Lake Varna (Варненско езеро, Varnensko ezero) is the largest by volume and deepest liman or lake along the Bulgarian Black Sea Coast, divided from the sea by a 2 km-wide strip of sand and having an area of 19 km^{2}, maximal depth 19 m, and a volume of 166 million m^{3}.

The lake has an elongated shape, its south shores are high, steep and wooded, and the north slant. Lake Varna was formed in a river valley by the raising of sea level near the end of the Pleistocene. Its bottom is covered by a thick alluvium of slime and hydrogen sulphide mud in the deepest parts; there are large deposits of medicinal fango (mineral mud). A number of rivers pour into the lake, including Devnya and Provadiyska that empty near the western shores of Lake Beloslav, which is connected to Lake Varna.

Until the 20th century, fresh water from the lake emptied into the Black Sea through the Devnya River, but following the construction of the modern Port of Varna East (and the subsequent draining of the river), a canal was dug through the strip of sand between the sea and the lake between 1906 and 1909, which led to the lake's level dropping by 1.40 m and the incursion of sea water into the lake, which became brackish.

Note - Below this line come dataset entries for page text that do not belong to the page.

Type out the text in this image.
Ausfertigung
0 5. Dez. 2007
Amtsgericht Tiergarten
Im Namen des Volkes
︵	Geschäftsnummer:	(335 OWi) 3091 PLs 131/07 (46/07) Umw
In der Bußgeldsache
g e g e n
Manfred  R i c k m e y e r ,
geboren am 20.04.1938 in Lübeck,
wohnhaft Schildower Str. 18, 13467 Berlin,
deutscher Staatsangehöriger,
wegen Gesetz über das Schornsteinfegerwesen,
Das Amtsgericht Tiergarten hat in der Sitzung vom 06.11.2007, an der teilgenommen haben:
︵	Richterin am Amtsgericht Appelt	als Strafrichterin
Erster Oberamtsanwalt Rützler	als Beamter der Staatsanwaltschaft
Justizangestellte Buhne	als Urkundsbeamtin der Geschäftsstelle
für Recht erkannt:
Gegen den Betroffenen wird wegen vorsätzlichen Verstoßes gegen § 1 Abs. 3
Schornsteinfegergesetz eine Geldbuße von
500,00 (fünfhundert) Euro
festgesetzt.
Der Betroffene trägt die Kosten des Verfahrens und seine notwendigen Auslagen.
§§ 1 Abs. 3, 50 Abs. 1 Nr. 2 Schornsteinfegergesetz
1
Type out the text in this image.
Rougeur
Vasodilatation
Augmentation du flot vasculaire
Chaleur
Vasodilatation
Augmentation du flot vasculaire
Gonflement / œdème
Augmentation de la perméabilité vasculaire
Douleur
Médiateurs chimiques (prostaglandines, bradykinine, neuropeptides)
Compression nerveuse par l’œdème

In 1976, when a new 12 m-deep canal crossed by the Asparuhov most began operating, the lake was dredged along the stream. Another navigable canal to the west lead through the neighboring Lake Beloslav to the Port of Varna West and the Railroad Ferry Terminal. A couple of smaller specialized ports dot Lake Varna's north shore, notably the Port of LesPort and the Port of Varna Thermal Power Plant. Industrialization came at the cost of the lake's reputation of a rich fishing ground that had sustained human settlements for nearly 100,000 years.

The Varna Necropolis, where the oldest gold treasure in the world was found, is located near the north shore, while the city of Varna is situated at the lake's eastern extremity. Also along the north shore are the villages of Kazashko and Ezerovo, and the villages of Zvezditsa and Konstantinovo overlook the lake from the southern heights.